Modern threats to business come in all shapes and sizes. Each time there is a new technology to counter these threats, there are new risks. To protect their businesses, CIOs must foresee and react to potential threats and understand the tools being developed to counter them. Here we look at the IT security landscape for 2005.
A new role for IT security in corporate governance: new regulations for corporate governance and transparency of operation, such as the US Sarbanes-Oxley Act, require new approaches. Security techniques for assuring confidentiality, integrity, availability and accountability of IT systems will now also be used to assure the reliability of business processes and internal business controls.
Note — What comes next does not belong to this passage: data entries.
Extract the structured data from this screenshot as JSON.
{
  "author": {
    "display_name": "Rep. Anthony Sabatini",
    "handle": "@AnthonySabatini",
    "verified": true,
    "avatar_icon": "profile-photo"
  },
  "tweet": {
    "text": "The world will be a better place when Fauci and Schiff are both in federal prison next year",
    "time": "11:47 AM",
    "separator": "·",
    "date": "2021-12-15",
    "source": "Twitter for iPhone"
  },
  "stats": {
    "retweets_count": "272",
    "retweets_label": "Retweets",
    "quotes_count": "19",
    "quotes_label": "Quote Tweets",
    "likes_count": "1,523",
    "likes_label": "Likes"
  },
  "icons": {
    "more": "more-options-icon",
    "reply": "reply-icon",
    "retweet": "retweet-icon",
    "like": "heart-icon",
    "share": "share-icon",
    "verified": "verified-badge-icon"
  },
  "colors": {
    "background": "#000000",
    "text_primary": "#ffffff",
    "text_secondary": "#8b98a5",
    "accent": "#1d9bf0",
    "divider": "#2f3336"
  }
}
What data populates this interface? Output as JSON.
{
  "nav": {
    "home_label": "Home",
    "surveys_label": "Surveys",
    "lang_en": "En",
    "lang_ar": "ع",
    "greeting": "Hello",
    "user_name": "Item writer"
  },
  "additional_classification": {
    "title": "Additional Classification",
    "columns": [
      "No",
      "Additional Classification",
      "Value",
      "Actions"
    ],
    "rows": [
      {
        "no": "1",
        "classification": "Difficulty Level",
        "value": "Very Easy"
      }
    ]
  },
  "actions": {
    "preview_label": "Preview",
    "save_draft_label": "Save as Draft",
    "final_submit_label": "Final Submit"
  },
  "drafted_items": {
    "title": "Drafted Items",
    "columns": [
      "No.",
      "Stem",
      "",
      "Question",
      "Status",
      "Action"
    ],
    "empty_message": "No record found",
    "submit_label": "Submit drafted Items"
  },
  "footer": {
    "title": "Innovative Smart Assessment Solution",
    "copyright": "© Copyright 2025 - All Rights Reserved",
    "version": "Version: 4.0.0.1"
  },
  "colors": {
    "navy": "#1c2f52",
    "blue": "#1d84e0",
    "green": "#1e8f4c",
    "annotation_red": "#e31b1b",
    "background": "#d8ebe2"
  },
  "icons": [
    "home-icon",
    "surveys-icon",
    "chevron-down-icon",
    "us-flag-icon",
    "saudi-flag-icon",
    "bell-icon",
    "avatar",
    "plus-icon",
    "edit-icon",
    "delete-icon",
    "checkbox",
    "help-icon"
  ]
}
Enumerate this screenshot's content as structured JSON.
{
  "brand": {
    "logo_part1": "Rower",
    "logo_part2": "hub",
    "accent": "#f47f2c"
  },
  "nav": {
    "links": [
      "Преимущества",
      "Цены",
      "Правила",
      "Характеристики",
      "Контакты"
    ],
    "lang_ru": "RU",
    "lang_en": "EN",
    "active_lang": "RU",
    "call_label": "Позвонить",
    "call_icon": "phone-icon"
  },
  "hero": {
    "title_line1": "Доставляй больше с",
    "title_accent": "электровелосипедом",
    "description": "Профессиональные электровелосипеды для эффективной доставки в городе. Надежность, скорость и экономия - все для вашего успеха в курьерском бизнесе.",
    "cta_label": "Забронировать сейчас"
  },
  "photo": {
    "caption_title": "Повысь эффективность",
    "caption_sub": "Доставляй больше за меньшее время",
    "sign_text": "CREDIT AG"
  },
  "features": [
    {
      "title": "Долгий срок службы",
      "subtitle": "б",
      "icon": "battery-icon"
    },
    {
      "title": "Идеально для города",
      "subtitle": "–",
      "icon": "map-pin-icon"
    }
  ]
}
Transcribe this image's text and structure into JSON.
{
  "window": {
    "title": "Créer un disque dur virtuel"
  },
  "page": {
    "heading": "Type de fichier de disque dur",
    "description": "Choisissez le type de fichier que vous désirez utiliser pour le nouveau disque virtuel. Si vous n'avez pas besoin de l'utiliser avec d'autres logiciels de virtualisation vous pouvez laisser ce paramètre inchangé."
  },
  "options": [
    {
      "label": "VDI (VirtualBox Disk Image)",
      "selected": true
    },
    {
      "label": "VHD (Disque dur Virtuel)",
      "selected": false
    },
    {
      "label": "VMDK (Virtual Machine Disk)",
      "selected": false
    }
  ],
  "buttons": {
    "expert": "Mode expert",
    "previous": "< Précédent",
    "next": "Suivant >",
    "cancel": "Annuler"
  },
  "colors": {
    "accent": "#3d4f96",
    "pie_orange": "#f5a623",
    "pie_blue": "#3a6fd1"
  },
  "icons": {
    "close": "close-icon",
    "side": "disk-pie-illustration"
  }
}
This will help position security as a business enabling, rather than business inhibiting, function.
Process control security has become an issue for industrial organisations. Historically, the systems supporting the automation of plant and production processes have been based on proprietary technologies. But the demands of management information and the standardisation of technology means these systems are now exposed to the same security threats that the IT department has been facing for some years.
Radio frequency identification (RFID) technology allows assets to be tagged with an almost undetectable tag that can be queried remotely. It is generally agreed that tags should be deactivated once a product has been sold, but there are concerns they may not deactivate. Experiments have also shown that it is possible to detect RFID at greater distances than required for point-of-sale checks. RFID applications will require careful design to ensure they are effective yet do not make owners of tagged items vulnerable to invasion of privacy.
MP3 players are generally personal devices used predominantly to play music, but they can also connect to desktop systems using USB, and can be used as removable data storage devices. Many have a 40 gigabyte capacity, meaning 40 gigabytes of sensitive corporate information could walk out of the organisation.
Risks and countermeasure effectiveness: most risk assessments rely on qualitative measures (high, medium, low) of risk with little evidence on how this measure came about. To provide effective business cases for investment in security, this will have to be improved. Formal, traceable, methods providing quantitative risk measures need to be developed, together with a similar evaluation of the effectiveness of countermeasures.
Perimeter-free infrastructures: to reduce costs and increase flexibility, some organisations have removed fixed infrastructure from offices and allow users to connect to wireless hubs, connecting the office to corporate data centres over the internet. This blurs the boundary of the organisation's infrastructure to the point where it almost disappears and this presents significant security issues.
Inquisitive infrastructures: rather than relying on barriers to prevent unauthorised entry, the inquisitive infrastructure collects information on user activity (and any attempts to become users) from multiple sources, correlating activities and comparing this with the activities of the user's peers. The infrastructure acts as a security control by constantly looking out for any actions not in keeping with a user's authorised role.
Overlapping boundaries: outsourcing and managed hosting services mean the boundary of one organisation's business systems overlaps with the boundary of another. Close partnerships between organisations can result in assets belonging to one partner being hosted on the other's infrastructure.
Identity theft: as the threat here increases, so too do the measures to combat it. These include improvements to personal privacy and the provision of identity authentication. The debate between personal privacy and the use of identity cards will continue and could lead to some creative suggestions on how to deter identify theft.
Over-hyping security technology: security risks are often seen as being created by technology, and we rely on more technology to manage those risks. In fact, many risks are created by poor operational procedures, management and administration processes and a lack of security culture in the workforce. Organisations need to stop looking to technology to solve security issues and take a more holistic approach to manage security.